To: Charles M. Hannum <email@example.com>
From: Darren Reed <firstname.lastname@example.org>
Date: 06/06/2000 10:52:50
In some email I received from Charles M. Hannum, sie wrote:
> There are problems with all of the approaches mentioned, of course.
> * Using a non-fs interface with actual names also introduces a fair
> amount of overhead and bloat -- but not as much. It has the
> additional performance problem of causing you to re-walk the
> hierarchy (with massive numbers of strcmp()s) every time you fetch a
> value, unless you add another set of iteration primitives.
> * With either of the above, you still have to translate everything in
Which is why I asked about MIBs separately.
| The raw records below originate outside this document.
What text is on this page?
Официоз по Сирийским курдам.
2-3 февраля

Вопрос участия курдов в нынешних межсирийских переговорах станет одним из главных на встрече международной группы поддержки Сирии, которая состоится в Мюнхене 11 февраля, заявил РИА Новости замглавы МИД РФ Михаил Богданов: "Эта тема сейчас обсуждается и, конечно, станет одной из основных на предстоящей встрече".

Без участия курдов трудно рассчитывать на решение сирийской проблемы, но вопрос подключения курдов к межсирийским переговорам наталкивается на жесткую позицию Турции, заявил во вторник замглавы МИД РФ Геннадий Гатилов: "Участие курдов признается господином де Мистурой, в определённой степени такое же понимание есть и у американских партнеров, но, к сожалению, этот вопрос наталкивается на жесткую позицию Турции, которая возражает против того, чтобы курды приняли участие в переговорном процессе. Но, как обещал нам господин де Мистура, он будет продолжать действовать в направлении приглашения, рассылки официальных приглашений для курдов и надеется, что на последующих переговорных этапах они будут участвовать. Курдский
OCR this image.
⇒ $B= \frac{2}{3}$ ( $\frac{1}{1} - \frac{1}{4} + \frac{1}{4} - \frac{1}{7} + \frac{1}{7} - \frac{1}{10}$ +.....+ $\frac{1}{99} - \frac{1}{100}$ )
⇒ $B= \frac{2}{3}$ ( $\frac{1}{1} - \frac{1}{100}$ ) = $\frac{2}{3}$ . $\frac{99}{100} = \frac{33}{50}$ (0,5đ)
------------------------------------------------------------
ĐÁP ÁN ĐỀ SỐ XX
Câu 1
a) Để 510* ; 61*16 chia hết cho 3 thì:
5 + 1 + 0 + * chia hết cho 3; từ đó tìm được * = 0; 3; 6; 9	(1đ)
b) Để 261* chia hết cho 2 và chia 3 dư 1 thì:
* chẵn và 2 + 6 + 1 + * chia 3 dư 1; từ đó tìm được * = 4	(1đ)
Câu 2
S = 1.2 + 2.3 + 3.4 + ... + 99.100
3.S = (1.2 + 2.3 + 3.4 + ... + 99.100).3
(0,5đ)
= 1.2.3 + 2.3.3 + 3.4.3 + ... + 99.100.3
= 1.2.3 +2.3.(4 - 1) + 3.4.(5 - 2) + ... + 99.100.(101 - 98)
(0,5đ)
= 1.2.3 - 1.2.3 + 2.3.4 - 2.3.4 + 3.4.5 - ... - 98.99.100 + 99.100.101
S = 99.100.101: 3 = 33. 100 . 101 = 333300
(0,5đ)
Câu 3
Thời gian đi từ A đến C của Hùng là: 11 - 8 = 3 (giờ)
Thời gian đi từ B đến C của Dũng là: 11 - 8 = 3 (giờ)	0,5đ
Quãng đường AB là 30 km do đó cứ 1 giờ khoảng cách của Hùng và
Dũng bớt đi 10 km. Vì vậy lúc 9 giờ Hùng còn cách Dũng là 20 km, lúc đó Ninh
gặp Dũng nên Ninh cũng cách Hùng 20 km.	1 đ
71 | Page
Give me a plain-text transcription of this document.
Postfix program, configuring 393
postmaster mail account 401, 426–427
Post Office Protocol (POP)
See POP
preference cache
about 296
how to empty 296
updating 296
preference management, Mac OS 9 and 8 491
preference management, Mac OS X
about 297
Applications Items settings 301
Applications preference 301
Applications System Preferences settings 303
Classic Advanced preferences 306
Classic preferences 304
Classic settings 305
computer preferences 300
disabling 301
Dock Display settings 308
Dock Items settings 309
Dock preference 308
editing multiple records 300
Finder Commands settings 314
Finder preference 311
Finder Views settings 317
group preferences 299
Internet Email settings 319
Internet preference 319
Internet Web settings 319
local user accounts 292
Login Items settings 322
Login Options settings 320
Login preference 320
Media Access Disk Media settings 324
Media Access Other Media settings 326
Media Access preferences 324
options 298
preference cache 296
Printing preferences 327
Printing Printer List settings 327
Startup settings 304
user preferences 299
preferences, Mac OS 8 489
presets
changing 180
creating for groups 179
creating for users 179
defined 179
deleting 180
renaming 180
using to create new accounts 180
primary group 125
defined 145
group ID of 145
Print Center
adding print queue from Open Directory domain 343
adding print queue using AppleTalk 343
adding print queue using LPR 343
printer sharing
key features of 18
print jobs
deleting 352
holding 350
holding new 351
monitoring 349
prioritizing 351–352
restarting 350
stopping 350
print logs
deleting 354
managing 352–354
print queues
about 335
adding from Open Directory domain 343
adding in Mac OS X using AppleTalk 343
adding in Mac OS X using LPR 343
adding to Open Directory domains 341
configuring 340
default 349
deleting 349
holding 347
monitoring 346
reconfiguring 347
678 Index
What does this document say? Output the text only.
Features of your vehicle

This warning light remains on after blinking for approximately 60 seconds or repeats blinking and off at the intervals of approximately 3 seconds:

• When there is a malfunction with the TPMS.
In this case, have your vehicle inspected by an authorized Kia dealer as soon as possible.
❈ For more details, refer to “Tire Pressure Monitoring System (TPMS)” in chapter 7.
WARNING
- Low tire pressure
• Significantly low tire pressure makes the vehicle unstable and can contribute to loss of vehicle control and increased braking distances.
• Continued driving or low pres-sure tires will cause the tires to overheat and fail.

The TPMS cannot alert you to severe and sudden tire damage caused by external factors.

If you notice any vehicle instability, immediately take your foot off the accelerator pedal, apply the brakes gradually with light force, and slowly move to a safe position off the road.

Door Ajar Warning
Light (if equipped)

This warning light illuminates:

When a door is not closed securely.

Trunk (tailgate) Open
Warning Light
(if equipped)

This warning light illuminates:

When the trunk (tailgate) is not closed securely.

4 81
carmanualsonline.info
I had in the back of my mind
being able to do _something_ to make SNMP an easier task.
Do we have a map of how SNMP objects onto the sysctl interface ?
> Really, given the way the world works today, and the simply fact that
> site managers generally *want* SNMP support, the right thing to do is
> to merge our sysctl(2) MIB with SNMP. The user API would be almost
> the same as it is today, but it would require no extra name
> translation for SNMP. The internal implementation could of course be
> anything we want; adding a pluggable interface would be fairly
It occurs to me that SNMP already provides name->number translation, so
that all is required for an interface to do here is translate numbers,
somehow, and if snmpd is already available for NetBSD, then that exists
also. The only real advantage is if the SNMP MIB numbering scheme is
used internally within NetBSD. I don't see this being a huge win unless
we have evidence of snmpd spending significant amounts of time taking
care of this above and beyond the ASN.1 crap.
I see no reason why an extensible internal sysctl in the kernel means
that using numbers to search is either slow or out-moded for core
variables which also fall under SNMP definitions.